米GroupLogicから得たソフトの概要は。

 企業が直面している三つのカテゴリーごとに、ソフトウエア製品を用意している。

 「ExtremeZ-IP」は、企業のクライアントとしてMacを利用できるようにするソフトだ。MacをWindowsネットワークに統合し、Active Directoryで管理できるようにする。これにより、Macに対して企業内での市民権を与えることができる。米国での価格は、最小構成(クライアント3台)で795ドル、25台で1995ドル、無制限で6995ドル、などだ。

 「mobilEcho」は、iOSやAndroidなどのモバイル端末から社内のファイルサーバーにアクセスするためのソフトだ。ファイルアクセスのアクセス権限管理ができるほか、いつだれがどのデバイスで何のファイルを利用したのか、利用時にコピーしたかどうか、などの監査証跡を残すことができる。

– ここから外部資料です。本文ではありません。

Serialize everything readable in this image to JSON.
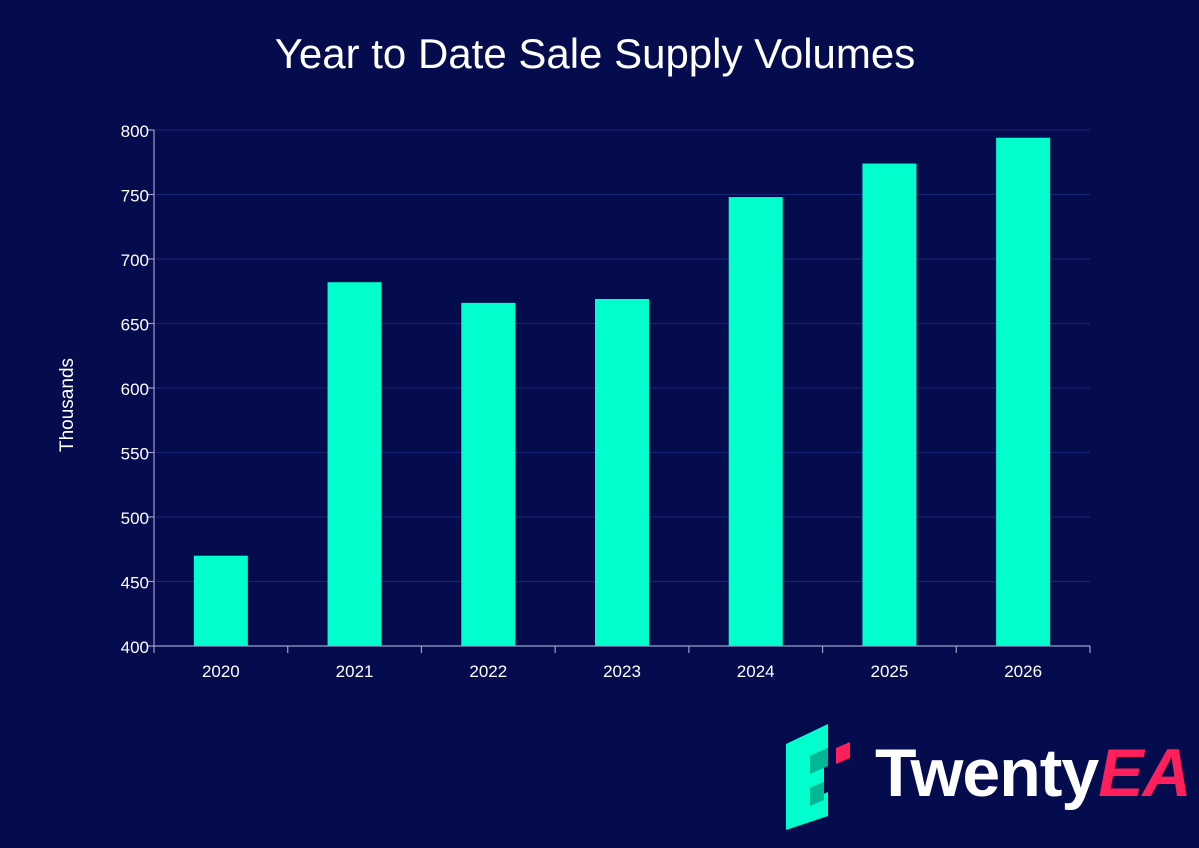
{
  "colors": {
    "background": "#050c4e",
    "bar": "#00ffcc",
    "grid": "#1b2578",
    "axis": "#9aa0c8",
    "text": "#ffffff",
    "brand_accent": "#ff1f5a"
  },
  "chart_data": {
    "type": "bar",
    "title": "Year to Date Sale Supply Volumes",
    "xlabel": "",
    "ylabel": "Thousands",
    "categories": [
      "2020",
      "2021",
      "2022",
      "2023",
      "2024",
      "2025",
      "2026"
    ],
    "values": [
      470,
      682,
      666,
      669,
      748,
      774,
      794
    ],
    "ylim": [
      400,
      800
    ],
    "yticks": [
      "400",
      "450",
      "500",
      "550",
      "600",
      "650",
      "700",
      "750",
      "800"
    ],
    "grid": true,
    "legend": "none"
  },
  "brand": {
    "name_part1": "Twenty",
    "name_part2": "EA",
    "logo_icon": "twentyea-logo-icon"
  }
}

 「ActivEcho」は、DropBoxに相当する、ファイル共有/同期ソフトだ。こちらも、企業向けに、アクセス権限管理や監査証跡機能を備える。社内にサーバーを設置して運用する。米国での価格は、500ユーザー時に、1ユーザー当たり年額55ドルだ。

 これらのソフトは、日本では2013年に提供開始する。日本での価格は米国での価格と大差はないが、米国よりもシンプルに分かりやすい料金体系に整備されるだろう。